Samsung forecasts quarterly profit jump as Covid boosts online activity

Samsung Electronics has forecast that its operating profit rose by a quarter in the final three months of 2020 as increased online activity during the coronavirus pandemic boosted demand for computer chips and electronic displays.

The jump in consumer appetite during the pandemic pushed the South Korean tech group’s full-year earnings past analysts’ expectations. Many now see that momentum continuing into 2021, with chip prices expected to rebound in the current quarter.

“Its earnings will be much better this year driven by the chip price recovery,” said Kim Young-woo, an analyst at SK Securities. He added that demand for Dram chips, which allow mobile devices to perform multiple tasks at once, could benefit as Samsung does not plan to significantly increase their supply this year.

The world’s biggest producer of memory chips, smartphones and flat panels estimated on Friday that its operating profit rose 25.7 per cent to Won9tn ($8.2bn) between October and December last year, with sales likely up 2 per cent year on year to Won61tn. The profit was slightly below the Won9.5tn forecast by analysts polled by Refinitiv.

Strong demand for chips and flat panels, helped by a shift toward homeworking and online learning, offset weaker smartphone sales. Operating profit for the whole of 2020 is forecast to have jumped 30 per cent to Won36tn, according to Samsung, while sales were estimated to have risen 2.5 per cent to Won236.3tn.

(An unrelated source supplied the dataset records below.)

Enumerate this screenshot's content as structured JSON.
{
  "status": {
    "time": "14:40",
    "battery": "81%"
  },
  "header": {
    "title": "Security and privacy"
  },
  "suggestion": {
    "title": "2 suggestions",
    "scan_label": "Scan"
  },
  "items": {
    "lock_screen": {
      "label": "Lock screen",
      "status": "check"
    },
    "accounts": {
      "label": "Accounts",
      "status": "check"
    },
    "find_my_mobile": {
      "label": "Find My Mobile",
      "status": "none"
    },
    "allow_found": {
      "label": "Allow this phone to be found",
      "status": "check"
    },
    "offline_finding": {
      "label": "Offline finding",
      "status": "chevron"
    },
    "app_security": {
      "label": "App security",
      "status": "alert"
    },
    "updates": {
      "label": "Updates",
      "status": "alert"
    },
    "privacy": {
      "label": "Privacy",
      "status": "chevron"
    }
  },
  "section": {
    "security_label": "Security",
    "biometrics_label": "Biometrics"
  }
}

Samsung’s shares rose 2 per cent in early trading in Seoul on Friday to hit a record. The group’s stock is up 57 per cent since September, pushing its market value to Won504tn, on a brighter outlook for its semiconductor and foundry businesses.

Semiconductors accounted for nearly half of its operating profit in the October to December period, according to analysts, as shipments of memory chips rose about 10 per cent from the previous quarter. Dram prices fell nine per cent in the fourth quarter, according to market researcher TrendForce, but analysts expect them to recover in the coming months.

“Operating profit of the memory chips business will sharply increase this year as the recovery pace of the business cycle seems faster than expected,” said Kim Un-ho, an analyst at IBK Securities, in a recent report.

Samsung’s smartphone sales fell in the fourth quarter due to the popularity of rival Apple’s iPhone 12, but the launch of a new flagship model next week is likely to boost shipments in the first quarter.

Strong demand for the iPhone 12 also drove up sales of Samsung’s OLED panels, which are used in the Apple devices. Its LCD business benefited from record-high demand for TVs, prompting the company to backtrack from last year’s announcement that it would end production of the screens.

Investors believe the broader electronics boom will continue in 2021, with LCD prices to remain firm in the first half.

However, Samsung faces uncertainty around its leadership. South Korean prosecutors are seeking a nine-year prison sentence for Lee Jae-yong, Samsung’s vice-chairman, who is facing retrial on charges of bribery. The High Court in Seoul is expected to make a ruling on the long-running case later this month.